Weight: Males about 25-30 kg. Females about 20-25 kg.


History
The Belgian Sheepdog, as it is called worldwide, is simply called the Belgian Shepherd by the American Kennel Club. It was named after the village of Groenendael in Belgium. It is one of the four varieties of the Belgian sheepdogs, the Belgian Sheepdog, Belgian Malinois, Belgian Tervuren, and the less popular Belgian Laekenois, that all share a common foundation. In most countries and breed clubs all four dogs are considered the same breed with different varieties in coat types. All four dogs share a breed standard in all countries except for the AKC, which since 1959 recognizes them as separate breeds and does not recognize one of the four (the Laekenois), whereas the UKC, which is also a U.S. registry, does recognize all four varieties as one breed. Versatile and highly intelligent, all four varieties of the Belgian sheepdog excel at a variety of talents, including but not limited to, police work such as, narcotics and bomb detection, protection and Schutzhund, search and rescue, also obedience, agility, tracking, herding, sled and cart pulling and as a guide for the blind and assistant to the disabled. These high energy, extremely intelligent dogs need leadership, to be challenged, and well exercised daily and therefore are not for everyone, but can make an excellent family companion with the right owners. The Belgian Malinois was the first of the four sheepdogs to establish type.

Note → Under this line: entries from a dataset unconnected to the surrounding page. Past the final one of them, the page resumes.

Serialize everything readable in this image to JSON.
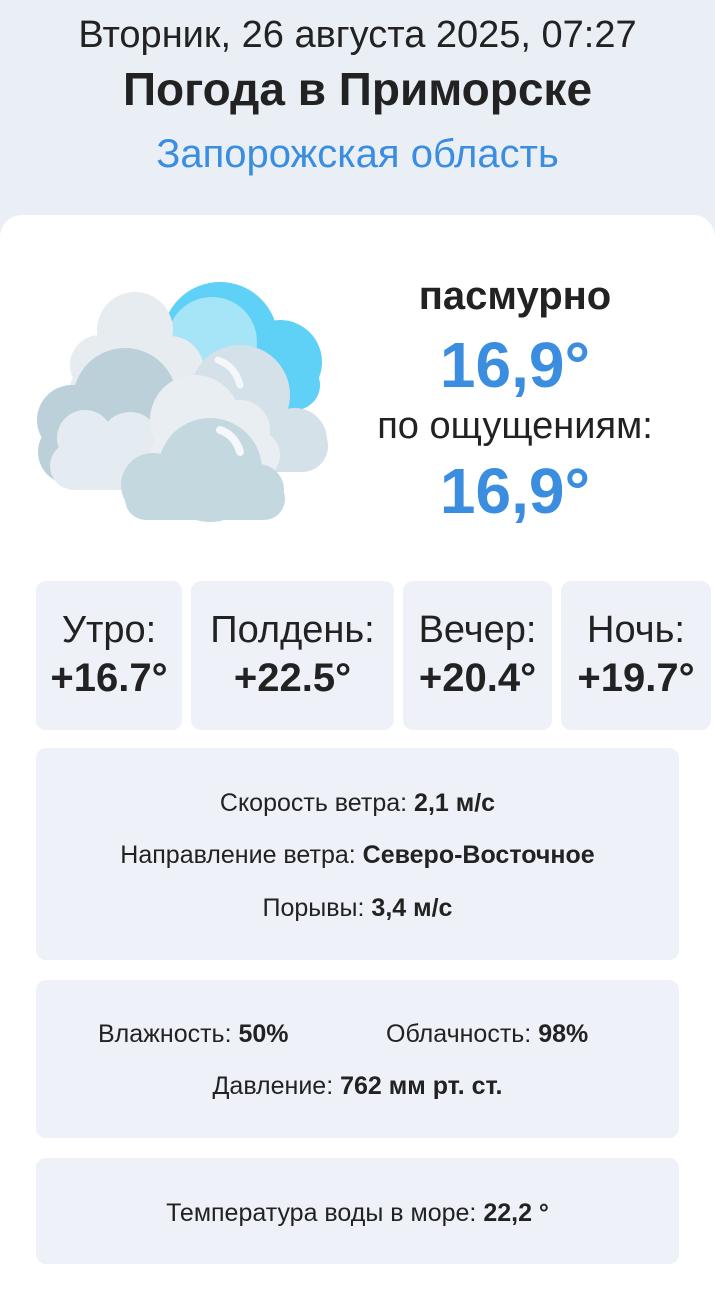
{
  "header": {
    "datetime": "Вторник, 26 августа 2025, 07:27",
    "title": "Погода в Приморске",
    "region": "Запорожская область"
  },
  "current": {
    "condition": "пасмурно",
    "temperature": "16,9°",
    "feels_label": "по ощущениям:",
    "feels_temperature": "16,9°",
    "icon": "overcast-clouds-icon"
  },
  "periods": [
    {
      "label": "Утро:",
      "temp": "+16.7°"
    },
    {
      "label": "Полдень:",
      "temp": "+22.5°"
    },
    {
      "label": "Вечер:",
      "temp": "+20.4°"
    },
    {
      "label": "Ночь:",
      "temp": "+19.7°"
    }
  ],
  "wind": {
    "speed_label": "Скорость ветра:",
    "speed_value": "2,1 м/с",
    "direction_label": "Направление ветра:",
    "direction_value": "Северо-Восточное",
    "gusts_label": "Порывы:",
    "gusts_value": "3,4 м/с"
  },
  "atmosphere": {
    "humidity_label": "Влажность:",
    "humidity_value": "50%",
    "cloudiness_label": "Облачность:",
    "cloudiness_value": "98%",
    "pressure_label": "Давление:",
    "pressure_value": "762 мм рт. ст."
  },
  "sea": {
    "water_label": "Температура воды в море:",
    "water_value": "22,2 °"
  },
  "colors": {
    "accent": "#3b8de0",
    "background": "#eaeff6",
    "card": "#ffffff",
    "box": "#eef1f7"
  }
}
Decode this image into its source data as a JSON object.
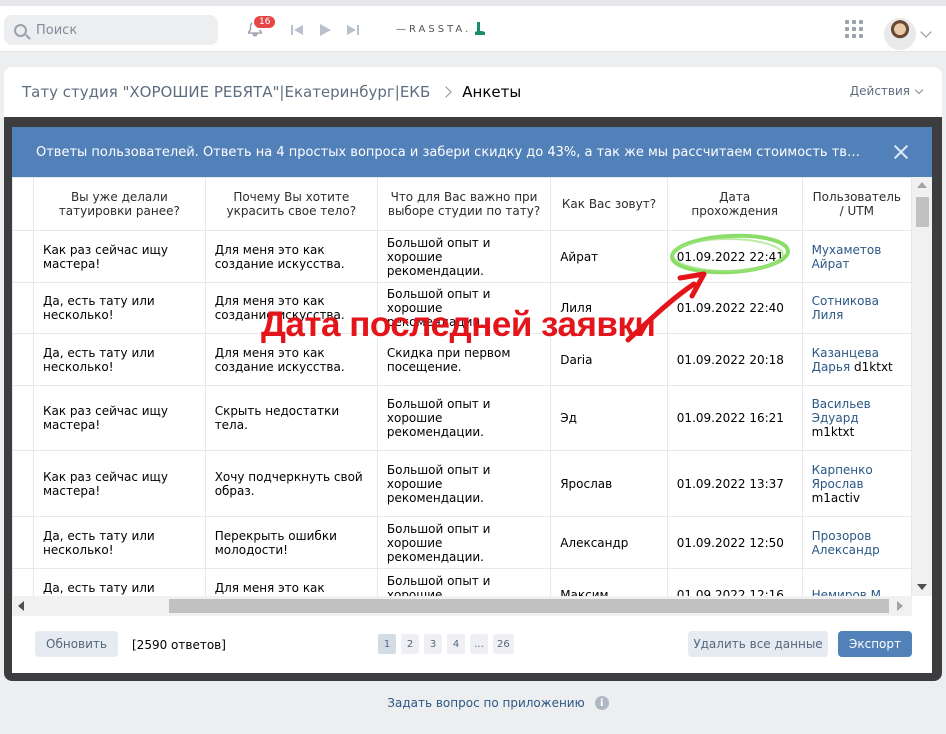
{
  "topbar": {
    "search_placeholder": "Поиск",
    "notifications_count": "16",
    "brand": "—RASSTA."
  },
  "breadcrumb": {
    "community": "Тату студия \"ХОРОШИЕ РЕБЯТА\"|Екатеринбург|ЕКБ",
    "current": "Анкеты"
  },
  "actions_label": "Действия",
  "modal": {
    "title": "Ответы пользователей. Ответь на 4 простых вопроса и забери скидку до 43%, а так же мы рассчитаем стоимость твоей тату с ...",
    "columns": [
      "Вы уже делали татуировки ранее?",
      "Почему Вы хотите украсить свое тело?",
      "Что для Вас важно при выборе студии по тату?",
      "Как Вас зовут?",
      "Дата прохождения",
      "Пользователь / UTM"
    ],
    "rows": [
      {
        "q1": "Как раз сейчас ищу мастера!",
        "q2": "Для меня это как создание искусства.",
        "q3": "Большой опыт и хорошие рекомендации.",
        "name": "Айрат",
        "date": "01.09.2022 22:41",
        "user": "Мухаметов Айрат",
        "utm": ""
      },
      {
        "q1": "Да, есть тату или несколько!",
        "q2": "Для меня это как создание искусства.",
        "q3": "Большой опыт и хорошие рекомендации.",
        "name": "Лиля",
        "date": "01.09.2022 22:40",
        "user": "Сотникова Лиля",
        "utm": ""
      },
      {
        "q1": "Да, есть тату или несколько!",
        "q2": "Для меня это как создание искусства.",
        "q3": "Скидка при первом посещение.",
        "name": "Daria",
        "date": "01.09.2022 20:18",
        "user": "Казанцева Дарья",
        "utm": "d1ktxt"
      },
      {
        "q1": "Как раз сейчас ищу мастера!",
        "q2": "Скрыть недостатки тела.",
        "q3": "Большой опыт и хорошие рекомендации.",
        "name": "Эд",
        "date": "01.09.2022 16:21",
        "user": "Васильев Эдуард",
        "utm": "m1ktxt"
      },
      {
        "q1": "Как раз сейчас ищу мастера!",
        "q2": "Хочу подчеркнуть свой образ.",
        "q3": "Большой опыт и хорошие рекомендации.",
        "name": "Ярослав",
        "date": "01.09.2022 13:37",
        "user": "Карпенко Ярослав",
        "utm": "m1activ"
      },
      {
        "q1": "Да, есть тату или несколько!",
        "q2": "Перекрыть ошибки молодости!",
        "q3": "Большой опыт и хорошие рекомендации.",
        "name": "Александр",
        "date": "01.09.2022 12:50",
        "user": "Прозоров Александр",
        "utm": ""
      },
      {
        "q1": "Да, есть тату или несколько!",
        "q2": "Для меня это как создание искусства.",
        "q3": "Большой опыт и хорошие рекомендации.",
        "name": "Максим",
        "date": "01.09.2022 12:16",
        "user": "Немиров М...",
        "utm": ""
      }
    ]
  },
  "footer": {
    "refresh_label": "Обновить",
    "count_label": "[2590 ответов]",
    "pages": [
      "1",
      "2",
      "3",
      "4",
      "...",
      "26"
    ],
    "active_page": "1",
    "delete_label": "Удалить все данные",
    "export_label": "Экспорт"
  },
  "help_label": "Задать вопрос по приложению",
  "annotation": {
    "text": "Дата последней  заявки",
    "text_color": "#e3141a",
    "circle_color": "#7ed957"
  },
  "colors": {
    "accent": "#5181b8",
    "link": "#2a5885",
    "badge": "#e64646"
  }
}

Until the other four were established in type they were called "Berger Belge a poil court autre que Malinois," which means "Belgian short-coated Sheepdog who is not the Malinois." Today all four sheepdogs are popular in Belgium, with the Laekenois and Malinois more often used as working type dogs than the Belgian Sheepdog and Tervuren but all types still making excellent workers.

Behavior
Nervous, sensitive, and impulsive, this breed is extremely lively in his response to stimuli. Watchful, attentive, with a strong personality, he is remarkably devoted to his owner and occasionally aggressive toward strangers. He is very energetic, active, and dynamic and needs a lot of exercise. The Belgian Sheepdog will not accept a leash. These very sensitive dogs cannot tolerate harsh treatment. Training must be firm, but gentle, and undertaken with the greatest patience.

Health
This hardy, healthy breed has no major health concerns. Some minor concerns that have been seen are epilepsy, skin allergies, eye problems, excessive shyness, excessive aggressiveness and occasionally hip dysplasia and elbow dysplasia. Do not overfeed this breed, for it has a tendency to become obese and lazy.

Advice
This is a working dog that is accustomed to an active outdoor life. As such it needs a lot of exercise, including a long daily walk. In addition, it will greatly benefit being off the leash as much as possible in a safe area.

Function
Belgian Shepherds can compete in dog agility trials, obedience, showmanship, flyball, tracking, and herding events. Herding instincts and trainability can be measured at noncompetitive herding tests. Groenendael exhibiting basic herding instincts can be trained to compete in herding trials. One of the basic activities of the Belgian Shepherd was guarding the flock. This makes the Belgian Shepherd extremely useful for protection purposes. The Malinois is famous for its IPO or Policedog performance, but the Groenendael can also be used for this purpose.